Raphael trat neben ihn. Er war wieder völlig besonnen und auf das Wesentliche konzentriert. „Hör damit auf, Christoph.“ Der Blick, den er für diese Anweisung erntete, hätte jeden anderen in die Knie gezwungen. Nicht so Raphael. „Lass das Estephan machen. Dein Blut wird noch anderweitig benötigt. Jess muss alle vier Stunden genährt werden, und ich glaube nicht, dass sie in ihrem jetzigen Zustand bereit ist, von einem anderen etwas anzunehmen. Wir können schon froh sein, wenn sie deines nicht ablehnt.“
Christophs Blick wurde weicher. Der Todesengel hatte recht. Jess brauchte ausreichend Nahrung, um wieder zu Kräften zu kommen. Wenn er zu viel für ihre Heilung verwendete, war sein Lebenssaft nicht mehr nahrhaft genug. Mit einem kurzen Nicken gab er sein Einverständnis. „Vater, würde es dir etwas ausmachen?“
Ohne zu zögern trat Estephan an das große Himmelbett und setzte sich neben Jess. Nach einem prüfenden Blick auf die schweren Misshandlungen begann er mit seiner Arbeit. Es dauerte über eine Stunde, bis alle Wunden verschlossen waren. Nur Brust, Bauch und Oberschenkel zeugten nun noch von den Qualen, die sie hatte erleiden müssen. An diese Stellen wagte sich Estephan nicht. Christoph hatte beschlossen, sie selbst zu heilen. Der ließ ihn währenddessen keine Sekunde aus den Augen.

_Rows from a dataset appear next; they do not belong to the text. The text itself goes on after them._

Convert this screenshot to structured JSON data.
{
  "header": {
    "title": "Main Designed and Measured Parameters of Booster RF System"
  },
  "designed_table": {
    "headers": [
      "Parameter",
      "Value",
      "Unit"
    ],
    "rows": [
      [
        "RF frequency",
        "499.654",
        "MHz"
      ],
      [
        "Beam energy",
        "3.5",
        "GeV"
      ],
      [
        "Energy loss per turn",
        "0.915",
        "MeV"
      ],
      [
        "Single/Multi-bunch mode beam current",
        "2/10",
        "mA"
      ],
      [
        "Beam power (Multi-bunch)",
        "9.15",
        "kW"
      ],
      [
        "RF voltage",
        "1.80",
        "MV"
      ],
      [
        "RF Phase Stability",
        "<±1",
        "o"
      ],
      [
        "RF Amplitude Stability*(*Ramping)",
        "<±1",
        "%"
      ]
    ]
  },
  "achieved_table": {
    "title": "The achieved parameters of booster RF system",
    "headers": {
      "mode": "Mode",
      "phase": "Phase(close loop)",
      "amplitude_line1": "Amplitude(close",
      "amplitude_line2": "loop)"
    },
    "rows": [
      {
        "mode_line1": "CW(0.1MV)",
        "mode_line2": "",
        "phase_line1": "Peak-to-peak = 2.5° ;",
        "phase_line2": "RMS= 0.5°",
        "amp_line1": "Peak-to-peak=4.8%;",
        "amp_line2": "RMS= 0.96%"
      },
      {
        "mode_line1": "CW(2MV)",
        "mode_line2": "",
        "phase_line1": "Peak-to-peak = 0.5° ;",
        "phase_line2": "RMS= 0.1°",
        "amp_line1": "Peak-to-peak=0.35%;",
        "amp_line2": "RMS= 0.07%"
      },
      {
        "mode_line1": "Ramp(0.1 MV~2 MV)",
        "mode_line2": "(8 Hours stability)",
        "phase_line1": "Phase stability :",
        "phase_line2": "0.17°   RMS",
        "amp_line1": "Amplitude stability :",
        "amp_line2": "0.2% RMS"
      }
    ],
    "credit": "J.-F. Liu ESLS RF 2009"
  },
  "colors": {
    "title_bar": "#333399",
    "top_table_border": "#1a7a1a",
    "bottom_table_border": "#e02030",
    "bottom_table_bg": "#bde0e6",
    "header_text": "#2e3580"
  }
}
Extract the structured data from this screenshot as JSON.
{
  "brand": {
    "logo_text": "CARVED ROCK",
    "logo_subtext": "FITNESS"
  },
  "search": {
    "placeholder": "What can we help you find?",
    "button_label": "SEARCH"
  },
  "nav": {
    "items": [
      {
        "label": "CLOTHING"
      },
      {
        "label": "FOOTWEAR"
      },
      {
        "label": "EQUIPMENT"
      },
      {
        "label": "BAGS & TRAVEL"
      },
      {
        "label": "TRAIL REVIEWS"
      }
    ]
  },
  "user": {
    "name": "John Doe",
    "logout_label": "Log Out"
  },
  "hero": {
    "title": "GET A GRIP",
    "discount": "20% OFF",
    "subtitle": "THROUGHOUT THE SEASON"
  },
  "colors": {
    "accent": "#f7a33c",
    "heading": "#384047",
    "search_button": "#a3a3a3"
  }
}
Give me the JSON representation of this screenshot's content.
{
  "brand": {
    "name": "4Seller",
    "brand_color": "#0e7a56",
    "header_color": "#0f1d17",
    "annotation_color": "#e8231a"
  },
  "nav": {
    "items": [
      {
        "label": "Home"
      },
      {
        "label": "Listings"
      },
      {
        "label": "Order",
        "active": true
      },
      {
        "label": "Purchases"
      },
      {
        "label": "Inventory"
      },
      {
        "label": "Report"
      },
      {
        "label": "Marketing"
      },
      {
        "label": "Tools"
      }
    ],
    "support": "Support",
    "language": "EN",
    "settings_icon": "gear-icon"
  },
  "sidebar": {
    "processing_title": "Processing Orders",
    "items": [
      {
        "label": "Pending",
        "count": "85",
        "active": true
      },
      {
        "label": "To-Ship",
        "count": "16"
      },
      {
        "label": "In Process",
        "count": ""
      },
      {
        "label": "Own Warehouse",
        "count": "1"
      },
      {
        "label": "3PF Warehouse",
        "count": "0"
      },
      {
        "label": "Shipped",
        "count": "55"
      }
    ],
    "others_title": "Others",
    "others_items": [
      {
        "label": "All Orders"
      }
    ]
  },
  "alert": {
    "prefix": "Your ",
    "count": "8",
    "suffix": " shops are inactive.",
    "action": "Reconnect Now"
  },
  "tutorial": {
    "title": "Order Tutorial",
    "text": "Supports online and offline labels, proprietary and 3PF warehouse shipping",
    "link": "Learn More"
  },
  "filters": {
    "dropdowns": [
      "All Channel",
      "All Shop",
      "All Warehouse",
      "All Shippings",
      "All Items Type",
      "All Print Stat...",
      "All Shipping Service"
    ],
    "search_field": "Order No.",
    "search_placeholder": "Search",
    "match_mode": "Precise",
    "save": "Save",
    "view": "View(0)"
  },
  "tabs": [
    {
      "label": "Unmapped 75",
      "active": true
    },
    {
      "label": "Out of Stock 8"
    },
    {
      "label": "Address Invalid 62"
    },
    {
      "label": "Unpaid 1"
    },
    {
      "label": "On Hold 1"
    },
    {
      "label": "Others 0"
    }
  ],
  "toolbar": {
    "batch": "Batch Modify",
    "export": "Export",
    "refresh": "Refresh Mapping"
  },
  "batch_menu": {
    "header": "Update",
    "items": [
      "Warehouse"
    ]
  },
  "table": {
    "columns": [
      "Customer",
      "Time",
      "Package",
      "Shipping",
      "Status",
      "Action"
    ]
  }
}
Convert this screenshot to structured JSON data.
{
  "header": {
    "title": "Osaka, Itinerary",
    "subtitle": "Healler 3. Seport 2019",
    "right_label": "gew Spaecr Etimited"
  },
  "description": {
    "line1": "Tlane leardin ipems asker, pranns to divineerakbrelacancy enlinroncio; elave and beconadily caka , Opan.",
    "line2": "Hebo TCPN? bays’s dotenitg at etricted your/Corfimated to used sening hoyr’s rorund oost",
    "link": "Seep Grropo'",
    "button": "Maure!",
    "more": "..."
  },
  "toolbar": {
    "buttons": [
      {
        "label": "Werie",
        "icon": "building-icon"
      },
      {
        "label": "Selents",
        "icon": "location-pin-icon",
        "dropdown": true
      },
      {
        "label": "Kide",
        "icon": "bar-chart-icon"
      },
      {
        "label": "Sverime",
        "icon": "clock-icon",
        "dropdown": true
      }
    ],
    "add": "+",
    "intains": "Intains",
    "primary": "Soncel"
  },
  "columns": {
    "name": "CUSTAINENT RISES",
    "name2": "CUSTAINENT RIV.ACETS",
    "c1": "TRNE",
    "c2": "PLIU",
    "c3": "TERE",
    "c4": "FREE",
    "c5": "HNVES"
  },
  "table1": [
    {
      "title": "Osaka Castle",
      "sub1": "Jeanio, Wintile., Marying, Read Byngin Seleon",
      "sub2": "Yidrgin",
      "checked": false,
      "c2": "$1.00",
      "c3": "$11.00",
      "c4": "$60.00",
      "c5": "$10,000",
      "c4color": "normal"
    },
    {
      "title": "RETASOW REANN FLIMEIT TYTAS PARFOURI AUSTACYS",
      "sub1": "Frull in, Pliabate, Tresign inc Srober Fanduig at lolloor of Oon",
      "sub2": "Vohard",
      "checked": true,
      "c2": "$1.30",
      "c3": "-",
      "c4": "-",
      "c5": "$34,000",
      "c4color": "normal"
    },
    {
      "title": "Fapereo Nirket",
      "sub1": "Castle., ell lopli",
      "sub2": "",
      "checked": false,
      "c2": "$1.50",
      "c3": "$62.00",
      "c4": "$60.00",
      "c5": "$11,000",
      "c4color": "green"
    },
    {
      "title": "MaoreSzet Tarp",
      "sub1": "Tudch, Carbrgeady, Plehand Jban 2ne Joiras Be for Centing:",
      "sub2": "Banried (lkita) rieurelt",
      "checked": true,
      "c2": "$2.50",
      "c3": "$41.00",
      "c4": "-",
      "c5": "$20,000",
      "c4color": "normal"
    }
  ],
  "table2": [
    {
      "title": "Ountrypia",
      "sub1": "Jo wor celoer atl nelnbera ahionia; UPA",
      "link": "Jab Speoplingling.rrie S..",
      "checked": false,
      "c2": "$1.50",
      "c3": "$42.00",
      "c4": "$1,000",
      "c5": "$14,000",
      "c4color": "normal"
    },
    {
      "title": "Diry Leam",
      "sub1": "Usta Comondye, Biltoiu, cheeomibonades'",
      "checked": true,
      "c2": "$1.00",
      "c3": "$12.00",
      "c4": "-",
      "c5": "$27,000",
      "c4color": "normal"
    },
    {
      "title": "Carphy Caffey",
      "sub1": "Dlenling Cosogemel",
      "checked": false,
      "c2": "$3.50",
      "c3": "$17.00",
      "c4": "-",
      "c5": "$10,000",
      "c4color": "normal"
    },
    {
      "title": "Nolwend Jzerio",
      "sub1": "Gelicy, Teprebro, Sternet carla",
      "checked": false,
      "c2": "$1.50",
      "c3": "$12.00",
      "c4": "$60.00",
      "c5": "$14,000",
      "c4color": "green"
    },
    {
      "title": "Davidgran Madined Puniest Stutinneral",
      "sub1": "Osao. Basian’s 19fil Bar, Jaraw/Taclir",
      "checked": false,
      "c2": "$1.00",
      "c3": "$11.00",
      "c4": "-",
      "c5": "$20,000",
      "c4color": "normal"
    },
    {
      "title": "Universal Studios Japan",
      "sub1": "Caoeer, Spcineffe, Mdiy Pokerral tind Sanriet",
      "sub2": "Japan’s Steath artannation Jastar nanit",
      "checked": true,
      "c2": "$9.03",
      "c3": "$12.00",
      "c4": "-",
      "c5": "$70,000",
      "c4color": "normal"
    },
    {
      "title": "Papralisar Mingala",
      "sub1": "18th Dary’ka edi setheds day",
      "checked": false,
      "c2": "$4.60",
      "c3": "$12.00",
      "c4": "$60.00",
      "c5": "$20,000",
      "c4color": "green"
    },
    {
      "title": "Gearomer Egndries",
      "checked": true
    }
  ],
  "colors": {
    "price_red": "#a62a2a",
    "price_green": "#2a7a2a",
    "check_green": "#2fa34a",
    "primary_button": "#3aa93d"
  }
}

Während der gesamten Zeit sprach niemand ein Wort. Christoph schickte sich an, Jess ins Badezimmer zu tragen, um die letzten Wunden zu versorgen und ihren Körper in der Wanne von dem Schmutz und Blut zu säubern.
Verlegen räusperte sich Alessandro. „Vielleicht sollten wir derweil unten warten, um den beiden die Intimität zwischen Ehegatten zu gewähren.“
Binnen fünf Sekunden war das Schlafzimmer leer. Alle hatten den Wink mit dem Zaunpfahl verstanden.
***
Orario trat als Erster freudestrahlend auf die Veranda, und sofort stürmte das versammelte Rudel auf ihn zu. Alessandro trat vor. „Wir haben es geschafft. Jess ist zurück und ruht jetzt in der Engelsgleiche, um zu heilen.“
Weiter kam er nicht. Heftiger Jubel brach unter seinen Gefährten aus. Allein schon die Tatsache, dass Jess hatte zurückgebracht werden können, reichte den Wölfen, um in Euphorie auszubrechen. Sie war wieder da, alles andere würde sich schon ergeben.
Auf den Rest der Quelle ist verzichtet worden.